Linked here is a draft RFC for a new cfg predicate min_target_api_version which allows for conditional compilation depending on a minimum API set version. For example, on Windows if you only want certain code to run on Windows 10 you could write #[cfg(min_target_api_version = "10.0.10240")]. You can find more motivation and examples in the linked draft RFC. There are explicit open questions listed in the RFC, but any and all feedback is welcome.
There is also a Zulip thread for this RFC which you can find here. Feedback is also welcome there.
C compilers for macOS support env var MACOSX_DEPLOYMENT_TARGET (AKA -mmacosx-version-min) that is in the form of "10.x" or "10.x.y". It affects availability of system APIs, opts-in to new API behaviors, and makes the linker use new executable formats not compatible with older systems.
Currently core-foundation-sys uses Cargo features to select deployment target, which can be out of sync with the actual target, and it's a bit clumsy compared to Apple's convention:
It would be good if we could nail down how to do platform versioning. Should it be in the form x.y.z? Or should it be more like a list of versions? Or could it be a mix of both (i.e. x.y.z is the canonical form but there are text aliases)? If a list, where should platform versioning live? In rustc itself?
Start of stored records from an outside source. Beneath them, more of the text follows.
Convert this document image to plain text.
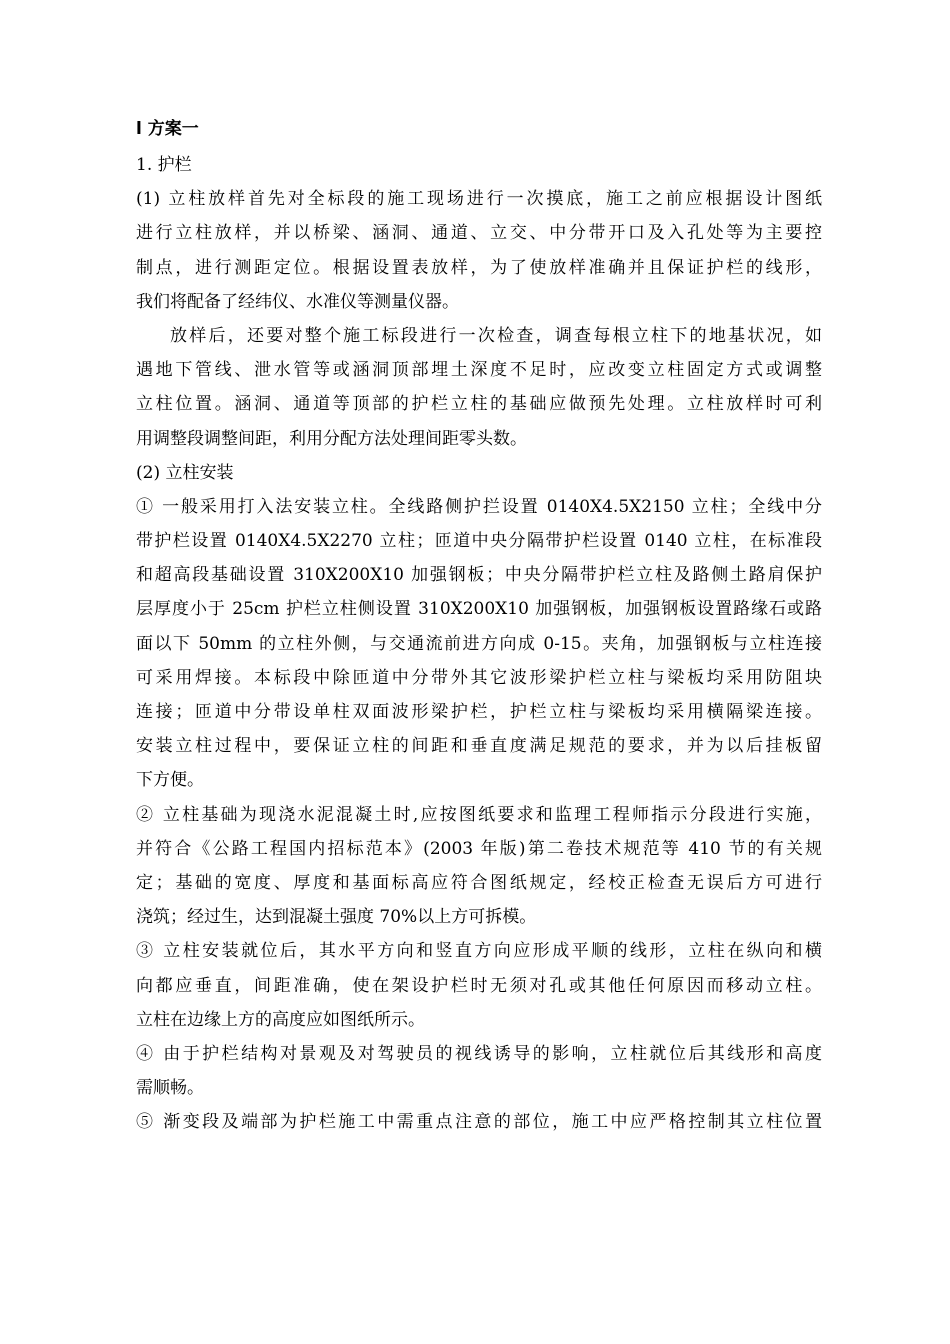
l 方案一
1. 护栏
(1) 立柱放样首先对全标段的施工现场进行一次摸底，施工之前应根据设计图纸
进行立柱放样，并以桥梁、涵洞、通道、立交、中分带开口及入孔处等为主要控
制点，进行测距定位。根据设置表放样，为了使放样准确并且保证护栏的线形，
我们将配备了经纬仪、水准仪等测量仪器。
放样后，还要对整个施工标段进行一次检查，调查每根立柱下的地基状况，如
遇地下管线、泄水管等或涵洞顶部埋土深度不足时，应改变立柱固定方式或调整
立柱位置。涵洞、通道等顶部的护栏立柱的基础应做预先处理。立柱放样时可利
用调整段调整间距，利用分配方法处理间距零头数。
(2) 立柱安装
① 一般采用打入法安装立柱。全线路侧护拦设置 0140X4.5X2150 立柱；全线中分
带护栏设置 0140X4.5X2270 立柱；匝道中央分隔带护栏设置 0140 立柱，在标准段
和超高段基础设置 310X200X10 加强钢板；中央分隔带护栏立柱及路侧土路肩保护
层厚度小于 25cm 护栏立柱侧设置 310X200X10 加强钢板，加强钢板设置路缘石或路
面以下 50mm 的立柱外侧，与交通流前进方向成 0-15。夹角，加强钢板与立柱连接
可采用焊接。本标段中除匝道中分带外其它波形梁护栏立柱与梁板均采用防阻块
连接；匝道中分带设单柱双面波形梁护栏，护栏立柱与梁板均采用横隔梁连接。
安装立柱过程中，要保证立柱的间距和垂直度满足规范的要求，并为以后挂板留
下方便。
② 立柱基础为现浇水泥混凝土时,应按图纸要求和监理工程师指示分段进行实施，
并符合《公路工程国内招标范本》(2003 年版)第二卷技术规范等 410 节的有关规
定；基础的宽度、厚度和基面标高应符合图纸规定，经校正检查无误后方可进行
浇筑；经过生，达到混凝土强度 70%以上方可拆模。
③ 立柱安装就位后，其水平方向和竖直方向应形成平顺的线形，立柱在纵向和横
向都应垂直，间距准确，使在架设护栏时无须对孔或其他任何原因而移动立柱。
立柱在边缘上方的高度应如图纸所示。
④ 由于护栏结构对景观及对驾驶员的视线诱导的影响，立柱就位后其线形和高度
需顺畅。
⑤ 渐变段及端部为护栏施工中需重点注意的部位，施工中应严格控制其立柱位置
What about json targets?
On the Windows side, this is what using the Windows Headers to do conditional compilation looks like in C++.
// The application sets a preprocessor macro with
// the version, using a predefined constant or a literal value.
#define WINVER _WIN32_WINNT_WIN8
// Then a library can conditionally compile based on that,
// again using either a constant or a literal value.
#if (WINVER >= 0x0601)
// `_WIN32_WINNT_WIN8` is defined as 0x0602
// so this section will be compiled.
#endif
For reference, the runtime equivalent to that code is simply:
if (IsWindows7OrGreater()) {
// If, at runtime, Windows 7 or greater is detected
// then this will run.
}
The versioning scheme is first predicated on whether we truely want this to be cross platform. I'm thoroughly on the side of making this feature work in conjunction with target platform, but there are some that would rather this be min_windows_api_version and only available on Windows related targets. If this is just a feature for Windows, then I'm confident that the x.y.z form which is used by Windows itself along with textual aliases, would be the right choice.
However, with cross platform support this is complicated, especially when considering custom targets. We could require built in compiler support to establish canonical ordering at the expense supporting custom targets.
So the questions as I see them are:
Do we support targets other than Windows related targets? If not, then I propose the x.y.z canonical form.
If yes, do we support custom targets? If yes, then I'm not sure how exactly to handle this.
If no:
Does the compiler hard code the odering?
What happens when the compiler does not recognize a form? Presumably the compiler should not rely on direct matching but rather a per target type schema (e.g., in the case of windows x.y.z but in other target type's maybe another schema).
I would like for this feature to be designed to eventually be available on non-Windows targets as well. For example on Linux it would become possible to use the newer io_uring APIs without needing to ship a fallback implementation.
This seems like a general-purpose mechanism to narrow down the compilation target, much like -C target-cpu allows us to target specific processors, and #[cfg(version = "")] will allow us to target specific Rust versions.